The human body contains a significant volume of fluid. The typical 70 kilogram male has 42 litres of fluid, comprising 60 per cent of his body weight. The typical adult female body has slightly less - around 55 per cent - because females have a higher proportion of body fat (Brandis 2019).
Two-thirds of total body fluid is intracellular. The remainder is mostly extracellular (blood, plasma, interstitial fluid), with a small amount of transcellular fluid (cerebrospinal, synovial, peritoneal, and pleural) (Tobias & Mohiuddin 2020; Brandis 2019).

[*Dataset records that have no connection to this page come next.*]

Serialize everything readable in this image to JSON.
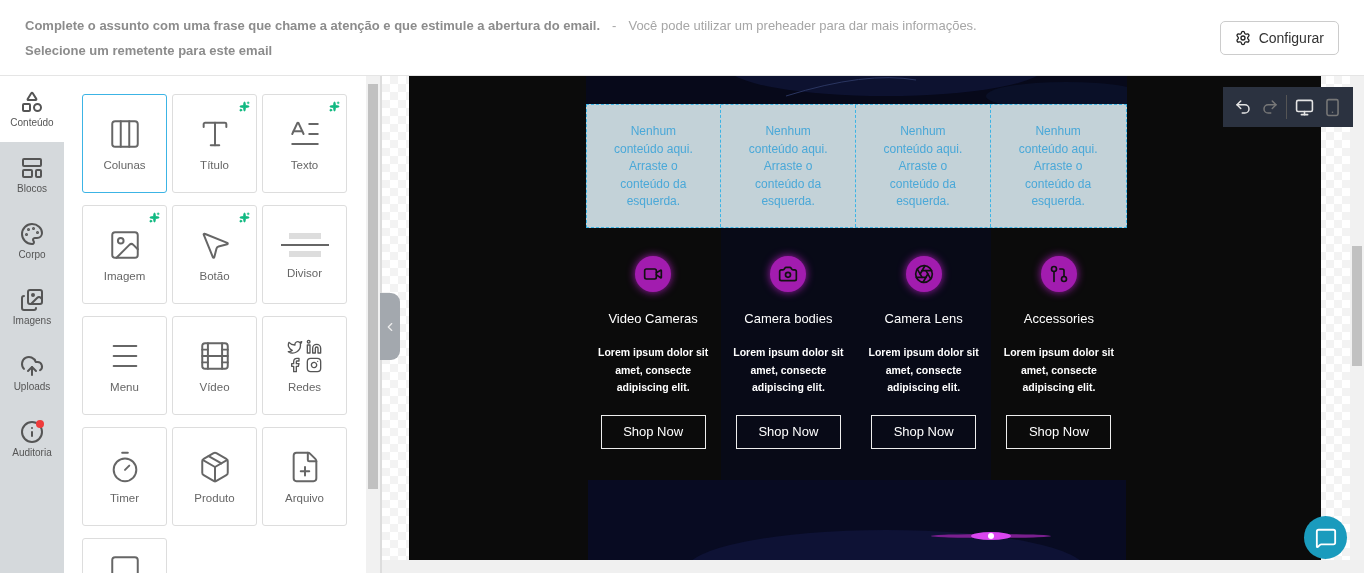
{
  "header": {
    "subject": "Complete o assunto com uma frase que chame a atenção e que estimule a abertura do email.",
    "separator": "-",
    "preheader": "Você pode utilizar um preheader para dar mais informações.",
    "sender": "Selecione um remetente para este email",
    "configure_button": "Configurar"
  },
  "sidebar": {
    "items": [
      {
        "label": "Conteúdo",
        "selected": true,
        "alert": false
      },
      {
        "label": "Blocos",
        "selected": false,
        "alert": false
      },
      {
        "label": "Corpo",
        "selected": false,
        "alert": false
      },
      {
        "label": "Imagens",
        "selected": false,
        "alert": false
      },
      {
        "label": "Uploads",
        "selected": false,
        "alert": false
      },
      {
        "label": "Auditoria",
        "selected": false,
        "alert": true
      }
    ]
  },
  "tiles": [
    {
      "label": "Colunas",
      "selected": true,
      "ai": false
    },
    {
      "label": "Título",
      "selected": false,
      "ai": true
    },
    {
      "label": "Texto",
      "selected": false,
      "ai": true
    },
    {
      "label": "Imagem",
      "selected": false,
      "ai": true
    },
    {
      "label": "Botão",
      "selected": false,
      "ai": true
    },
    {
      "label": "Divisor",
      "selected": false,
      "ai": false
    },
    {
      "label": "Menu",
      "selected": false,
      "ai": false
    },
    {
      "label": "Vídeo",
      "selected": false,
      "ai": false
    },
    {
      "label": "Redes",
      "selected": false,
      "ai": false
    },
    {
      "label": "Timer",
      "selected": false,
      "ai": false
    },
    {
      "label": "Produto",
      "selected": false,
      "ai": false
    },
    {
      "label": "Arquivo",
      "selected": false,
      "ai": false
    },
    {
      "selected": false,
      "ai": false
    }
  ],
  "email": {
    "dropzones": [
      "Nenhum conteúdo aqui. Arraste o conteúdo da esquerda.",
      "Nenhum conteúdo aqui. Arraste o conteúdo da esquerda.",
      "Nenhum conteúdo aqui. Arraste o conteúdo da esquerda.",
      "Nenhum conteúdo aqui. Arraste o conteúdo da esquerda."
    ],
    "products": [
      {
        "title": "Video Cameras",
        "text": "Lorem ipsum dolor sit amet, consecte adipiscing elit.",
        "button": "Shop Now"
      },
      {
        "title": "Camera bodies",
        "text": "Lorem ipsum dolor sit amet, consecte adipiscing elit.",
        "button": "Shop Now"
      },
      {
        "title": "Camera Lens",
        "text": "Lorem ipsum dolor sit amet, consecte adipiscing elit.",
        "button": "Shop Now"
      },
      {
        "title": "Accessories",
        "text": "Lorem ipsum dolor sit amet, consecte adipiscing elit.",
        "button": "Shop Now"
      }
    ]
  },
  "toolbar": {
    "undo_disabled": false,
    "redo_disabled": true,
    "views": [
      {
        "selected": true
      },
      {
        "selected": false
      }
    ]
  }
}
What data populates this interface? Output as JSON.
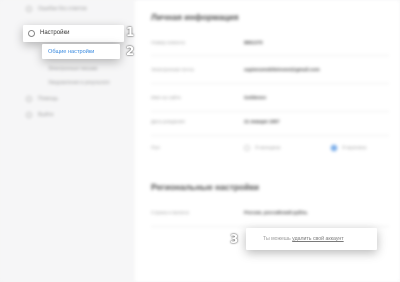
{
  "sidebar": {
    "top_item": "Ошибки без ответов",
    "settings_label": "Настройки",
    "sub_general": "Общие настройки",
    "sub_notifications": "Электронные письма",
    "sub_access": "Уведомления в результате",
    "help": "Помощь",
    "logout": "Выйти"
  },
  "personal": {
    "title": "Личная информация",
    "rows": [
      {
        "label": "Номер клиента",
        "value": "8861370"
      },
      {
        "label": "Электронная почта",
        "value": "sapiensmobileinvest@gmail.com"
      },
      {
        "label": "Имя на сайте",
        "value": "Goldenov"
      },
      {
        "label": "Дата рождения",
        "value": "21 января 1957"
      }
    ],
    "gender_label": "Пол",
    "gender_female": "Я женщина",
    "gender_male": "Я мужчина"
  },
  "regional": {
    "title": "Региональные настройки",
    "country_label": "Страна и валюта",
    "country_value": "Россия, российский рубль"
  },
  "delete_account": {
    "prefix": "Ты можешь ",
    "link": "удалить свой аккаунт"
  },
  "callout_numbers": {
    "one": "1",
    "two": "2",
    "three": "3"
  },
  "colors": {
    "accent": "#3b8be0",
    "radio_selected": "#4a90e2"
  }
}
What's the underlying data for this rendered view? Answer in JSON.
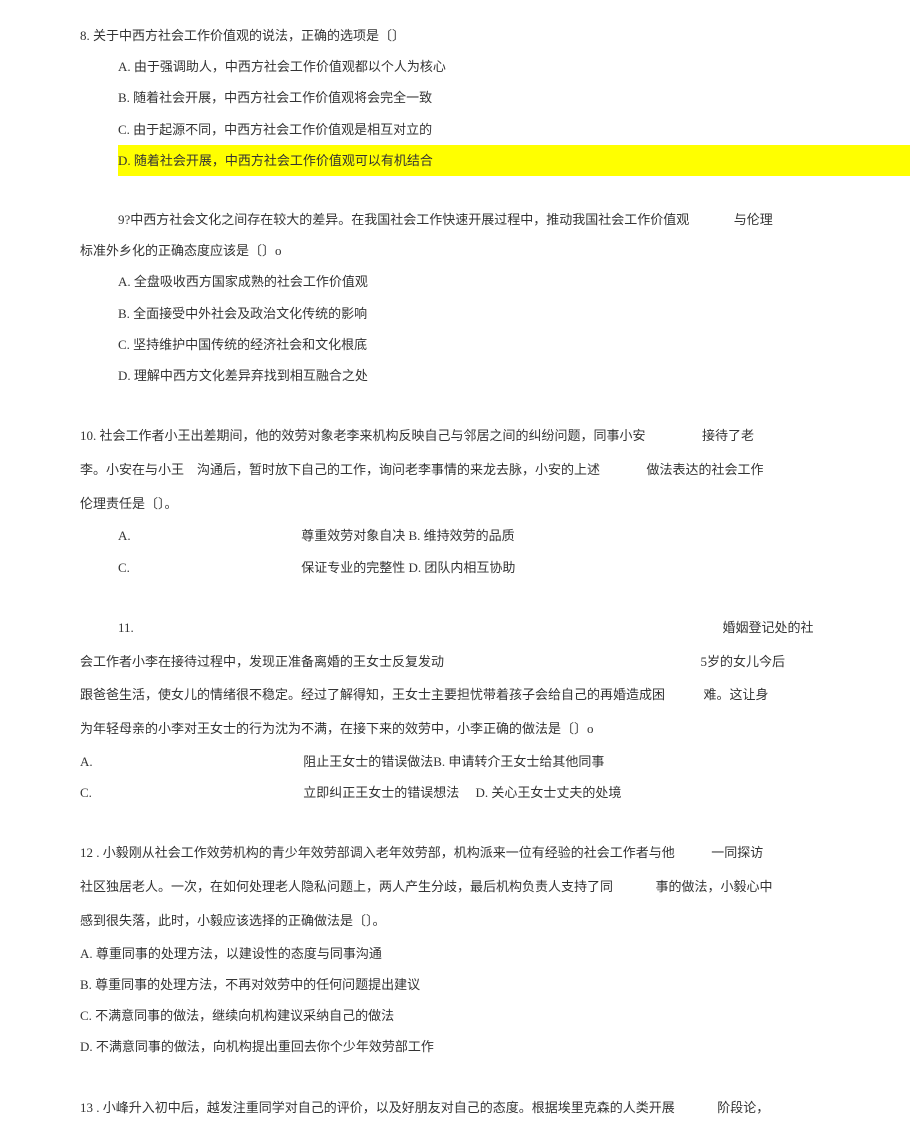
{
  "q8": {
    "stem": "8. 关于中西方社会工作价值观的说法，正确的选项是〔〕",
    "optA": "A. 由于强调助人，中西方社会工作价值观都以个人为核心",
    "optB": "B. 随着社会开展，中西方社会工作价值观将会完全一致",
    "optC": "C. 由于起源不同，中西方社会工作价值观是相互对立的",
    "optD": "D. 随着社会开展，中西方社会工作价值观可以有机结合"
  },
  "q9": {
    "stem_line1a": "9?中西方社会文化之间存在较大的差异。在我国社会工作快速开展过程中，推动我国社会工作价值观",
    "stem_line1b": "与伦理",
    "stem_line2": "标准外乡化的正确态度应该是〔〕o",
    "optA": "A. 全盘吸收西方国家成熟的社会工作价值观",
    "optB": "B. 全面接受中外社会及政治文化传统的影响",
    "optC": "C. 坚持维护中国传统的经济社会和文化根底",
    "optD": "D. 理解中西方文化差异弃找到相互融合之处"
  },
  "q10": {
    "stem_l1a": "10. 社会工作者小王出差期间，他的效劳对象老李来机构反映自己与邻居之间的纠纷问题，同事小安",
    "stem_l1b": "接待了老",
    "stem_l2a": "李。小安在与小王　沟通后，暂时放下自己的工作，询问老李事情的来龙去脉，小安的上述",
    "stem_l2b": "做法表达的社会工作",
    "stem_l3": "伦理责任是〔〕。",
    "row1_lblA": "A.",
    "row1_txt": "尊重效劳对象自决 B. 维持效劳的品质",
    "row2_lblC": "C.",
    "row2_txt": "保证专业的完整性 D. 团队内相互协助"
  },
  "q11": {
    "num": "11.",
    "l1_right": "婚姻登记处的社",
    "l2_left": "会工作者小李在接待过程中，发现正准备离婚的王女士反复发动",
    "l2_right": "5岁的女儿今后",
    "l3_left": "跟爸爸生活，使女儿的情绪很不稳定。经过了解得知，王女士主要担忧带着孩子会给自己的再婚造成困",
    "l3_right": "难。这让身",
    "l4": "为年轻母亲的小李对王女士的行为沈为不满，在接下来的效劳中，小李正确的做法是〔〕o",
    "row1_lblA": "A.",
    "row1_txt": "阻止王女士的错误做法B. 申请转介王女士给其他同事",
    "row2_lblC": "C.",
    "row2_txt": "立即纠正王女士的错误想法　 D. 关心王女士丈夫的处境"
  },
  "q12": {
    "l1a": "12 . 小毅刚从社会工作效劳机构的青少年效劳部调入老年效劳部，机构派来一位有经验的社会工作者与他",
    "l1b": "一同探访",
    "l2a": "社区独居老人。一次，在如何处理老人隐私问题上，两人产生分歧，最后机构负责人支持了同",
    "l2b": "事的做法，小毅心中",
    "l3": "感到很失落，此时，小毅应该选择的正确做法是〔〕。",
    "optA": "A. 尊重同事的处理方法，以建设性的态度与同事沟通",
    "optB": "B. 尊重同事的处理方法，不再对效劳中的任何问题提出建议",
    "optC": "C. 不满意同事的做法，继续向机构建议采纳自己的做法",
    "optD": "D. 不满意同事的做法，向机构提出重回去你个少年效劳部工作"
  },
  "q13": {
    "l1a": "13 . 小峰升入初中后，越发注重同学对自己的评价，以及好朋友对自己的态度。根据埃里克森的人类开展",
    "l1b": "阶段论，"
  }
}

Absolute hypovolaemia is the term used to describe the loss of volume of fluid from the body (e.g. during haemorrhage). Relative hypovolaemia is the term used when there is shifting or inappropriate redistribution of body fluids within the body (e.g. major burn trauma). When there is significant acute volume loss or redistribution of body fluid, the patient is at risk of hypovolaemic shock (Modric 2018).
Volume of fluid loss
Percentage of total volume*
Mild hypovolaemia
750ml
15%
Moderate hypovolaemia
750 – 1500ml
15 – 30%
Severe hypovolaemia
>2L
>40%
Note: The above values are based on a 70 kg adult.
(Clinical Quality and Patient Safety Unit QAS 2020)
A fluctuation in fluid volume of 5 to 10 per cent can have a serious adverse effect on the patient (Shepherd, 2011). As the hypovolaemic patient deteriorates, they will become tachycardic, hypotensive, oliguric and peripherally hypoperfused, constituting a medical emergency. Acute loss of consciousness occurs once volume loss becomes severe. Once haemodynamic compensatory mechanisms are overwhelmed, cardiac arrest may be imminent.
What Do I Do If My Patient Is Hypovolaemic?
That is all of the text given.